Quando dois indivíduos se fundem na sua versão de sexo unicelular, eles produzem um núcleo de gametas, que é o equivalente a um ovo fertilizado em seres humanos. Este núcleo fertilizado começa a fazer cópias de si próprio, algumas das quais se tornam núcleos da linha germinativa, e outras núcleos somáticos.
É nesta etapa que o “tipo de acasalamento” do indivíduo é escolhido. Cada núcleo germinal contém uma matriz de pares de genes incompletos – um para cada um dos sete sexos. Quando dois indivíduos se juntam, completam um desses pares de genes aleatoriamente, definindo assim o tipo de acasalamento da prole. O resto dos pares de genes incompletos é descartado.
Então, basicamente, cada um dos sete sexos é capaz de “completar” qualquer um dos outros seis sexos – e faz isso por acaso.
Parece complicado e até mesmo pouco eficiente, mas, segundo os pesquisadores, sete tipos de acasalamento aumenta a probabilidade de T. thermophila de topar com um organismo com o qual pode se reproduzir em uma lagoa.

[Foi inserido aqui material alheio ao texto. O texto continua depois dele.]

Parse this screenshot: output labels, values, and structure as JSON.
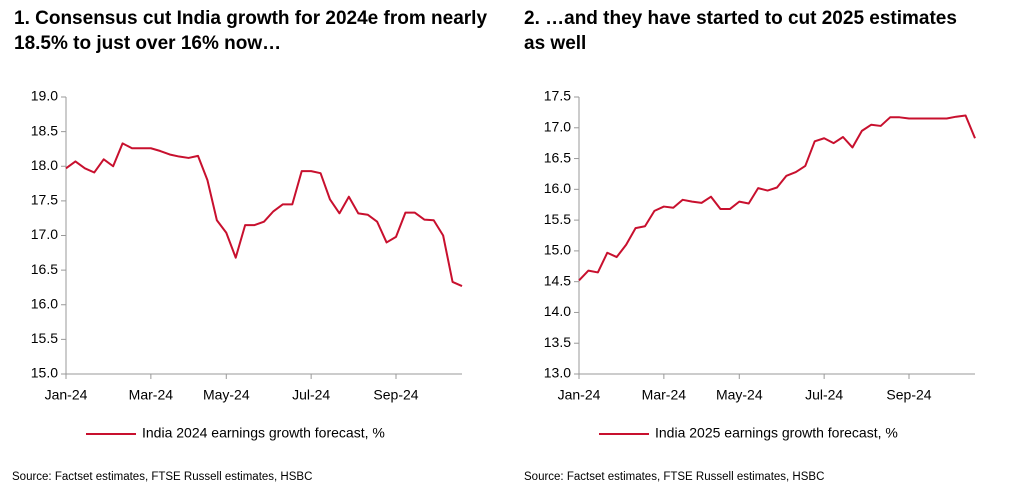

A descoberta não apenas lança luz sobre a vida de Tetrahymena. Melhor compreensão dos rearranjos de DNA pode ter potenciais implicações para a saúde humana que vão desde transplante de tecido a câncer.
Uma vantagem potencial é a capacidade de um organismo de distinguir os seus próprios tecidos dos de outro. Essa habilidade é uma defesa importante contra infecções e doenças, mas também pode causar problemas, como a rejeição de órgãos transplantados.